И нежней всех Афанасий Петрович. Швыркая носом, плаксиво говорил он:
– Ишь, кроет!..
А за холщевой палаткой бежали неизвестно куда: лога, скалы, степь, чужая Монголия.
Незнамо куда бежала Монголия – зверь дикий и нерадостный.
Поле
Отпустили Милехина на четыре часа.
– Опоздаешь – не в очередь в наряд отправлю, – сказал ротный командир, со стуком прикладывая штемпель на пропуск.
Да Милехину и часу было достаточно. Ротному он сказал, что приехали родные из деревни, и, сказавши так, соврал. Хотелось проветриться. В казарме особенно казалось темно от мартовского солнца, от грязных окурков на полу, от стен, серых от грязи. На классной доске (раньше здесь была школа) кто-то белой глиной написал нехорошее слово, а рядом на стене хлебным мякишем был прилеплен плакат: «Колчак несет колбасу, Советы свободу». И когда Милехин захлопнул обитую рогожей дверь и пошел через большой двор на площадь, – ему было тепло, сытно и радостно.
Станция железной дороги была от города верстах в четырех, и через каждые полчаса в город ходила ветка. Милехину не хотелось дожидаться ветки, и он пошел пешком через огромную площадь станции.
Сверху пекло солнце, а снизу морозило. Площадь уже оттаяла, и только бугор дороги лежал грязновато-желтоватой лентой на черной разбухшей земле. За тальниками – прямо на западе – мерзло синел Иртыш, и видны были на нем разорванные кусочки дороги, как клочки бумаги.
– Тронулся ночью, должно, – сказал Милехин.

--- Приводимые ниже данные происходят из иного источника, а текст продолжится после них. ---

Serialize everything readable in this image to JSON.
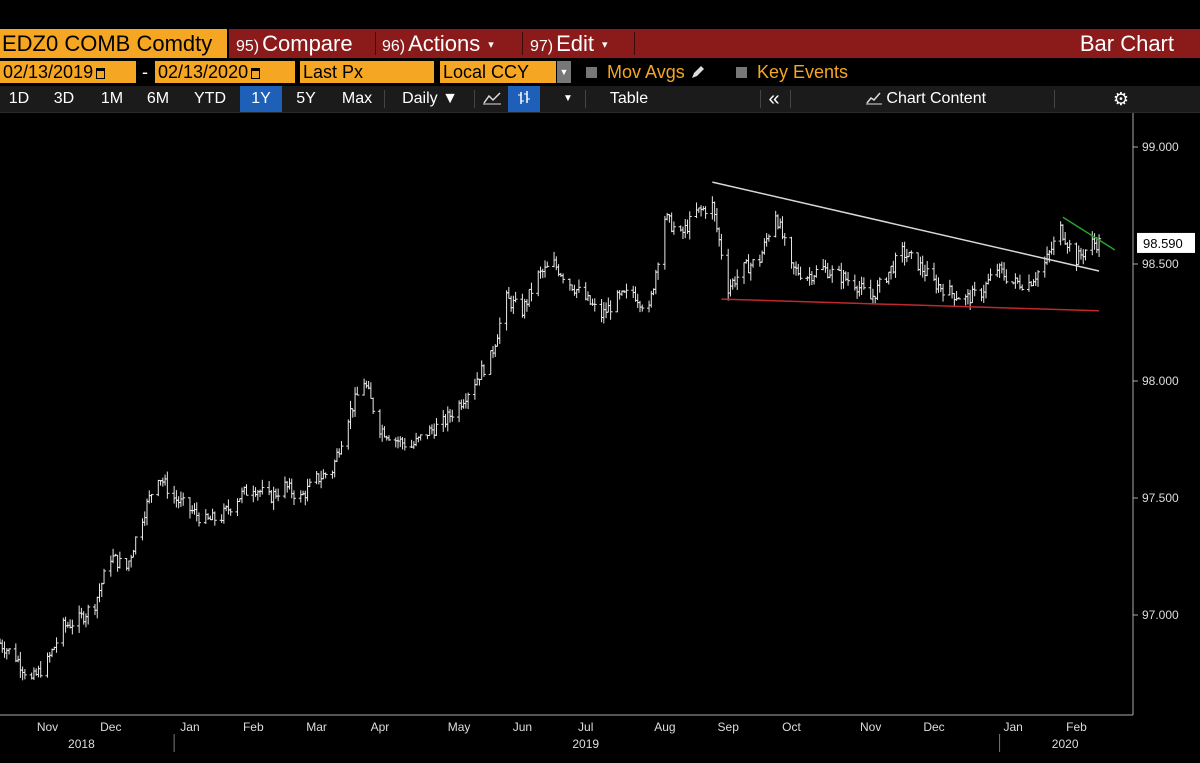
{
  "toolbar1": {
    "security": "EDZ0 COMB Comdty",
    "menus": [
      {
        "num": "95)",
        "label": "Compare",
        "arrow": ""
      },
      {
        "num": "96)",
        "label": "Actions",
        "arrow": "▾"
      },
      {
        "num": "97)",
        "label": "Edit",
        "arrow": "▾"
      }
    ],
    "chart_type": "Bar Chart"
  },
  "toolbar2": {
    "start_date": "02/13/2019",
    "dash": "-",
    "end_date": "02/13/2020",
    "field": "Last Px",
    "currency": "Local CCY",
    "mov_avgs": "Mov Avgs",
    "key_events": "Key Events"
  },
  "toolbar3": {
    "ranges": [
      "1D",
      "3D",
      "1M",
      "6M",
      "YTD",
      "1Y",
      "5Y",
      "Max"
    ],
    "active_range": "1Y",
    "periodicity": "Daily ▼",
    "table": "Table",
    "collapse": "«",
    "chart_content": "Chart Content",
    "settings": "⚙"
  },
  "colors": {
    "accent": "#f5a623",
    "menu_bar": "#8b1a1a",
    "active_tab": "#1e5fb8",
    "price_bars": "#e8e8e8",
    "upper_trendline": "#d8d8d8",
    "lower_trendline": "#c0282d",
    "short_trendline": "#2ca02c"
  },
  "chart_data": {
    "type": "bar",
    "title": "",
    "xlabel": "",
    "ylabel": "",
    "ylim": [
      96.6,
      99.1
    ],
    "yticks": [
      97.0,
      97.5,
      98.0,
      98.5,
      99.0
    ],
    "ytick_labels": [
      "97.000",
      "97.500",
      "98.000",
      "98.500",
      "99.000"
    ],
    "last_price_label": "98.590",
    "last_price": 98.59,
    "xlim": [
      "2018-10-15",
      "2020-02-28"
    ],
    "months": [
      {
        "label": "Nov",
        "date": "2018-11-05"
      },
      {
        "label": "Dec",
        "date": "2018-12-03"
      },
      {
        "label": "Jan",
        "date": "2019-01-07"
      },
      {
        "label": "Feb",
        "date": "2019-02-04"
      },
      {
        "label": "Mar",
        "date": "2019-03-04"
      },
      {
        "label": "Apr",
        "date": "2019-04-01"
      },
      {
        "label": "May",
        "date": "2019-05-06"
      },
      {
        "label": "Jun",
        "date": "2019-06-03"
      },
      {
        "label": "Jul",
        "date": "2019-07-01"
      },
      {
        "label": "Aug",
        "date": "2019-08-05"
      },
      {
        "label": "Sep",
        "date": "2019-09-02"
      },
      {
        "label": "Oct",
        "date": "2019-09-30"
      },
      {
        "label": "Nov",
        "date": "2019-11-04"
      },
      {
        "label": "Dec",
        "date": "2019-12-02"
      },
      {
        "label": "Jan",
        "date": "2020-01-06"
      },
      {
        "label": "Feb",
        "date": "2020-02-03"
      }
    ],
    "years": [
      {
        "label": "2018",
        "date": "2018-11-20"
      },
      {
        "label": "2019",
        "date": "2019-07-01"
      },
      {
        "label": "2020",
        "date": "2020-01-29"
      }
    ],
    "year_separators": [
      "2018-12-31",
      "2019-12-31"
    ],
    "series": [
      {
        "close": [
          [
            "2018-10-15",
            96.88
          ],
          [
            "2018-10-22",
            96.82
          ],
          [
            "2018-10-29",
            96.72
          ],
          [
            "2018-11-05",
            96.8
          ],
          [
            "2018-11-12",
            96.95
          ],
          [
            "2018-11-19",
            96.98
          ],
          [
            "2018-11-26",
            97.05
          ],
          [
            "2018-12-03",
            97.25
          ],
          [
            "2018-12-10",
            97.2
          ],
          [
            "2018-12-17",
            97.42
          ],
          [
            "2018-12-24",
            97.6
          ],
          [
            "2018-12-31",
            97.5
          ],
          [
            "2019-01-07",
            97.45
          ],
          [
            "2019-01-14",
            97.4
          ],
          [
            "2019-01-21",
            97.42
          ],
          [
            "2019-01-28",
            97.5
          ],
          [
            "2019-02-04",
            97.55
          ],
          [
            "2019-02-11",
            97.5
          ],
          [
            "2019-02-18",
            97.55
          ],
          [
            "2019-02-25",
            97.5
          ],
          [
            "2019-03-04",
            97.58
          ],
          [
            "2019-03-11",
            97.62
          ],
          [
            "2019-03-18",
            97.85
          ],
          [
            "2019-03-25",
            98.0
          ],
          [
            "2019-04-01",
            97.8
          ],
          [
            "2019-04-08",
            97.75
          ],
          [
            "2019-04-15",
            97.72
          ],
          [
            "2019-04-22",
            97.78
          ],
          [
            "2019-04-29",
            97.82
          ],
          [
            "2019-05-06",
            97.9
          ],
          [
            "2019-05-13",
            98.0
          ],
          [
            "2019-05-20",
            98.1
          ],
          [
            "2019-05-27",
            98.35
          ],
          [
            "2019-06-03",
            98.3
          ],
          [
            "2019-06-10",
            98.45
          ],
          [
            "2019-06-17",
            98.5
          ],
          [
            "2019-06-24",
            98.42
          ],
          [
            "2019-07-01",
            98.35
          ],
          [
            "2019-07-08",
            98.28
          ],
          [
            "2019-07-15",
            98.35
          ],
          [
            "2019-07-22",
            98.38
          ],
          [
            "2019-07-29",
            98.3
          ],
          [
            "2019-08-05",
            98.7
          ],
          [
            "2019-08-12",
            98.62
          ],
          [
            "2019-08-19",
            98.72
          ],
          [
            "2019-08-26",
            98.75
          ],
          [
            "2019-09-02",
            98.4
          ],
          [
            "2019-09-09",
            98.48
          ],
          [
            "2019-09-16",
            98.52
          ],
          [
            "2019-09-23",
            98.72
          ],
          [
            "2019-09-30",
            98.48
          ],
          [
            "2019-10-07",
            98.45
          ],
          [
            "2019-10-14",
            98.48
          ],
          [
            "2019-10-21",
            98.45
          ],
          [
            "2019-10-28",
            98.42
          ],
          [
            "2019-11-04",
            98.35
          ],
          [
            "2019-11-11",
            98.45
          ],
          [
            "2019-11-18",
            98.55
          ],
          [
            "2019-11-25",
            98.5
          ],
          [
            "2019-12-02",
            98.42
          ],
          [
            "2019-12-09",
            98.38
          ],
          [
            "2019-12-16",
            98.35
          ],
          [
            "2019-12-23",
            98.38
          ],
          [
            "2019-12-30",
            98.48
          ],
          [
            "2020-01-06",
            98.42
          ],
          [
            "2020-01-13",
            98.42
          ],
          [
            "2020-01-20",
            98.5
          ],
          [
            "2020-01-27",
            98.65
          ],
          [
            "2020-02-03",
            98.52
          ],
          [
            "2020-02-10",
            98.59
          ]
        ]
      }
    ],
    "trendlines": [
      {
        "from": [
          "2019-08-26",
          98.85
        ],
        "to": [
          "2020-02-13",
          98.47
        ]
      },
      {
        "from": [
          "2019-08-30",
          98.35
        ],
        "to": [
          "2020-02-13",
          98.3
        ]
      },
      {
        "from": [
          "2020-01-28",
          98.7
        ],
        "to": [
          "2020-02-20",
          98.56
        ]
      }
    ]
  }
}
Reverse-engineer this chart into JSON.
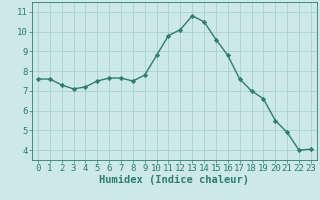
{
  "x": [
    0,
    1,
    2,
    3,
    4,
    5,
    6,
    7,
    8,
    9,
    10,
    11,
    12,
    13,
    14,
    15,
    16,
    17,
    18,
    19,
    20,
    21,
    22,
    23
  ],
  "y": [
    7.6,
    7.6,
    7.3,
    7.1,
    7.2,
    7.5,
    7.65,
    7.65,
    7.5,
    7.8,
    8.8,
    9.8,
    10.1,
    10.8,
    10.5,
    9.6,
    8.8,
    7.6,
    7.0,
    6.6,
    5.5,
    4.9,
    4.0,
    4.05
  ],
  "line_color": "#2e7d6e",
  "marker": "D",
  "marker_size": 2.2,
  "bg_color": "#cce8e8",
  "grid_color": "#aacfcf",
  "xlabel": "Humidex (Indice chaleur)",
  "ylim": [
    3.5,
    11.5
  ],
  "xlim": [
    -0.5,
    23.5
  ],
  "yticks": [
    4,
    5,
    6,
    7,
    8,
    9,
    10,
    11
  ],
  "xticks": [
    0,
    1,
    2,
    3,
    4,
    5,
    6,
    7,
    8,
    9,
    10,
    11,
    12,
    13,
    14,
    15,
    16,
    17,
    18,
    19,
    20,
    21,
    22,
    23
  ],
  "tick_color": "#2e7d6e",
  "label_color": "#2e7d6e",
  "tick_fontsize": 6.5,
  "xlabel_fontsize": 7.5,
  "linewidth": 1.0
}
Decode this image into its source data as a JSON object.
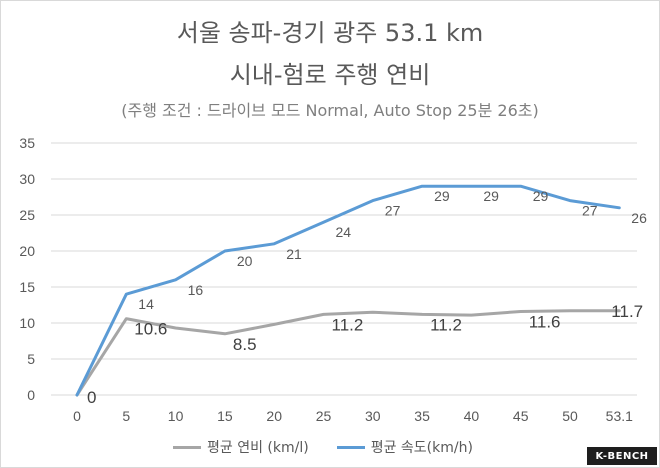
{
  "chart_data": {
    "type": "line",
    "title": "서울 송파-경기 광주  53.1 km",
    "subtitle": "시내-험로 주행 연비",
    "note": "(주행 조건 : 드라이브 모드 Normal, Auto Stop 25분 26초)",
    "categories": [
      "0",
      "5",
      "10",
      "15",
      "20",
      "25",
      "30",
      "35",
      "40",
      "45",
      "50",
      "53.1"
    ],
    "x": [
      0,
      5,
      10,
      15,
      20,
      25,
      30,
      35,
      40,
      45,
      50,
      53.1
    ],
    "y_ticks": [
      "0",
      "5",
      "10",
      "15",
      "20",
      "25",
      "30",
      "35"
    ],
    "ylim": [
      0,
      35
    ],
    "grid": true,
    "legend_position": "bottom",
    "series": [
      {
        "name": "평균 연비 (km/l)",
        "color": "#a6a6a6",
        "values": [
          0,
          10.6,
          9.3,
          8.5,
          9.8,
          11.2,
          11.5,
          11.2,
          11.1,
          11.6,
          11.7,
          11.7
        ],
        "labels": [
          "0",
          "10.6",
          "",
          "8.5",
          "",
          "11.2",
          "",
          "11.2",
          "",
          "11.6",
          "",
          "11.7"
        ]
      },
      {
        "name": "평균 속도(km/h)",
        "color": "#5b9bd5",
        "values": [
          0,
          14,
          16,
          20,
          21,
          24,
          27,
          29,
          29,
          29,
          27,
          26
        ],
        "labels": [
          "",
          "14",
          "16",
          "20",
          "21",
          "24",
          "27",
          "29",
          "29",
          "29",
          "27",
          "26"
        ]
      }
    ]
  },
  "logo": {
    "text": "K-BENCH"
  }
}
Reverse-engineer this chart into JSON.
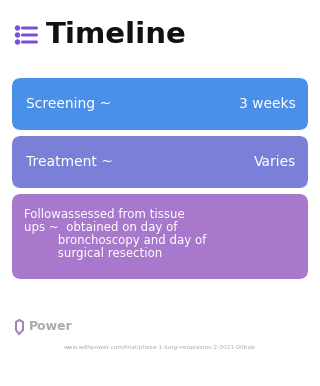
{
  "title": "Timeline",
  "bg_color": "#ffffff",
  "icon_color": "#7c4ddb",
  "title_color": "#111111",
  "cards": [
    {
      "label_left": "Screening ~",
      "label_right": "3 weeks",
      "color": "#4a90e8",
      "text_color": "#ffffff",
      "multiline": false,
      "lines": []
    },
    {
      "label_left": "Treatment ~",
      "label_right": "Varies",
      "color": "#7a80d8",
      "text_color": "#ffffff",
      "multiline": false,
      "lines": []
    },
    {
      "label_left": "",
      "label_right": "",
      "color": "#a878cc",
      "text_color": "#ffffff",
      "multiline": true,
      "lines": [
        "Followassessed from tissue",
        "ups ~  obtained on day of",
        "         bronchoscopy and day of",
        "         surgical resection"
      ]
    }
  ],
  "footer_text": "Power",
  "footer_url": "www.withpower.com/trial/phase-1-lung-neoplasms-2-2021-00bab",
  "footer_color": "#aaaaaa",
  "footer_icon_color": "#9b87b8"
}
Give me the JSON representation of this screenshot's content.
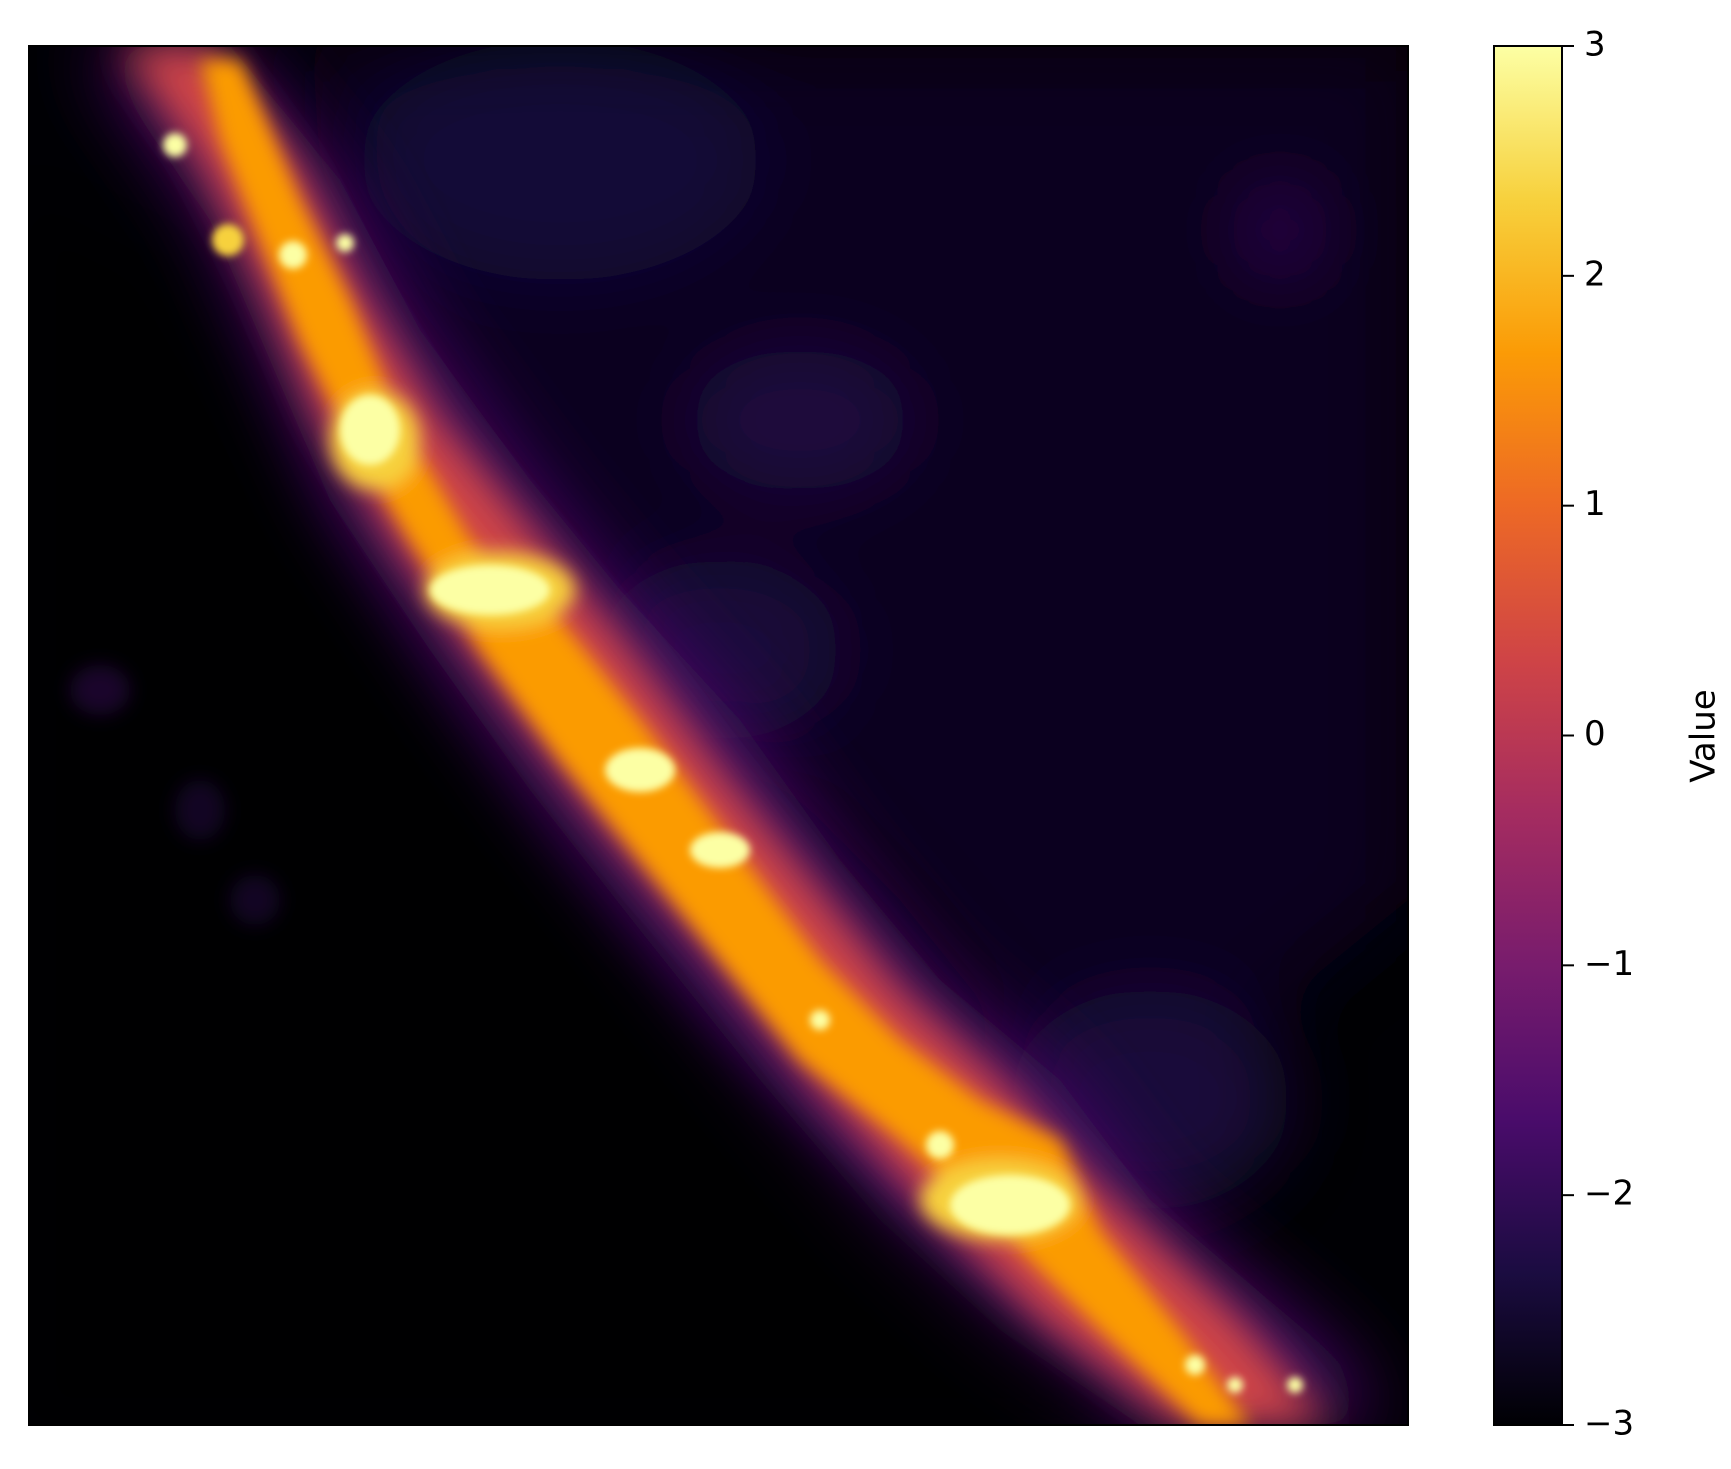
{
  "chart_data": {
    "type": "heatmap",
    "title": "",
    "xlabel": "",
    "ylabel": "",
    "axes_ticks_visible": false,
    "colormap": "inferno",
    "colorbar": {
      "label": "Value",
      "vmin": -3,
      "vmax": 3,
      "ticks": [
        3,
        2,
        1,
        0,
        -1,
        -2,
        -3
      ],
      "tick_labels": [
        "3",
        "2",
        "1",
        "0",
        "−1",
        "−2",
        "−3"
      ]
    },
    "description_values": {
      "background_value": -3,
      "ridge_peak_value": 3
    }
  },
  "colors": {
    "inferno_stops": [
      "#000004",
      "#1b0c41",
      "#4a0c6b",
      "#781c6d",
      "#a52c60",
      "#cf4446",
      "#ed6925",
      "#fb9b06",
      "#f7d13d",
      "#fcffa4"
    ]
  }
}
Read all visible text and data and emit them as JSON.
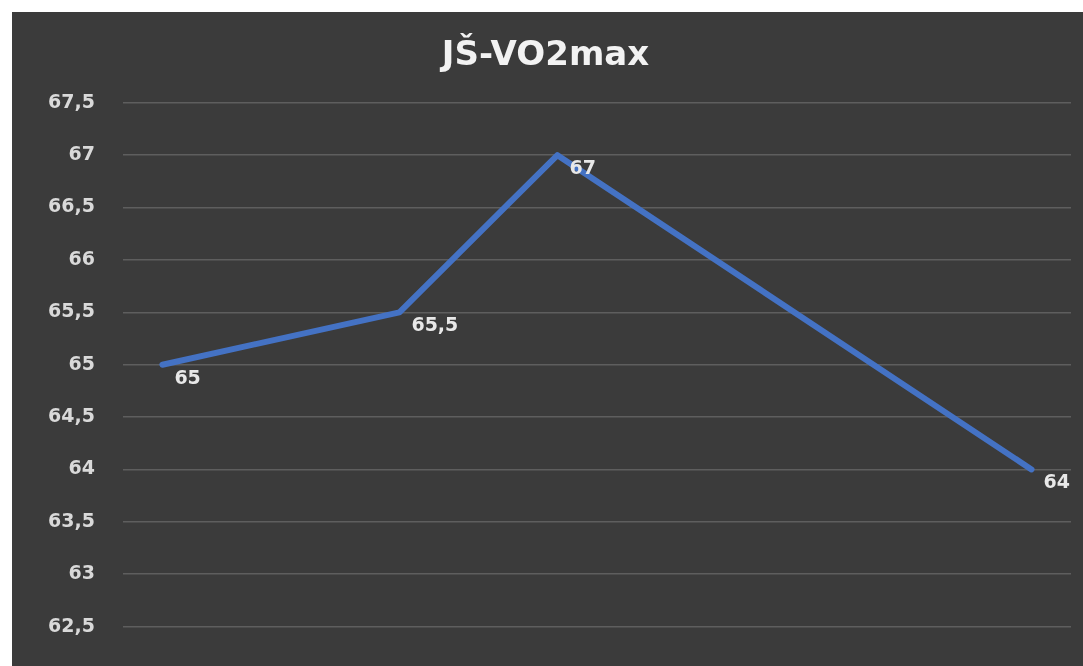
{
  "chart_data": {
    "type": "line",
    "title": "JŠ-VO2max",
    "categories": [
      null,
      null,
      null,
      null,
      null,
      null,
      null,
      null,
      null,
      null,
      null,
      null
    ],
    "series": [
      {
        "color": "#4472c4",
        "values": [
          65,
          null,
          null,
          65.5,
          null,
          67,
          null,
          null,
          null,
          null,
          null,
          64
        ],
        "value_labels": [
          "65",
          null,
          null,
          "65,5",
          null,
          "67",
          null,
          null,
          null,
          null,
          null,
          "64"
        ]
      }
    ],
    "ylim": [
      62.5,
      67.5
    ],
    "yticks": [
      {
        "value": 62.5,
        "label": "62,5"
      },
      63,
      {
        "value": 63.5,
        "label": "63,5"
      },
      64,
      {
        "value": 64.5,
        "label": "64,5"
      },
      65,
      {
        "value": 65.5,
        "label": "65,5"
      },
      66,
      {
        "value": 66.5,
        "label": "66,5"
      },
      67,
      {
        "value": 67.5,
        "label": "67,5"
      }
    ],
    "grid": "y",
    "legend": false,
    "marker": "none",
    "line_style": "solid",
    "tick_labels": "y"
  }
}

Но шипящего шума тронувшегося льда еще не было слышно.
«Скоро пойдет».
Милехин улыбнулся и почувствовал радость, словно лед принадлежал ему. Он, шумно бухая мокрыми английскими бутсами, шел по краю дороги, и снег ломался под его ногами. И треск этот доставлял ему удовольствие. Зеленоватая английская шинель, похожая на пальто, и голубые французские обмотки на икрах так не шли к огромной заячьей шапке с ушами и плохой рыженькой бороденке.
Над тальником мелькнула белым крылом чайка.
«Скоро пойдет», – подумал опять Милехин.
На вокзале толпились люди с мешками, большинство женщин; солдаты с жестяными звездочками на шапках; три китайца продавали сигареты и семечки. С крыши капала вода. и часто с тихим звоном падали длинные ледяные сосульки.
Милехин постоял у двери третьего класса. Какой-то комиссар с желтым портфелем подмышкой, проходя, толкнул его и тихо проговорил:
– Извините.
Милехин, чтобы не мешаться, отошел и сел на подоконник. Бегали мимо с фонарями и какими-то черными ящичками железнодорожники, свистели на разные голоса паровозы, стучали буфера вагонов. Сверху, тихо и не спеша, грело и станцию, и грязные вагоны, и набухающую влагой землю большое чистое солнце.
Рядом упала сосулька. Милехин наклонился и поднял ее, – она была без пустоты внутри. Упала вторая, третья – все такие же.
«К урожаю, – подумал Милехин, – налив будет полон и умолот богатый. Штука-а…»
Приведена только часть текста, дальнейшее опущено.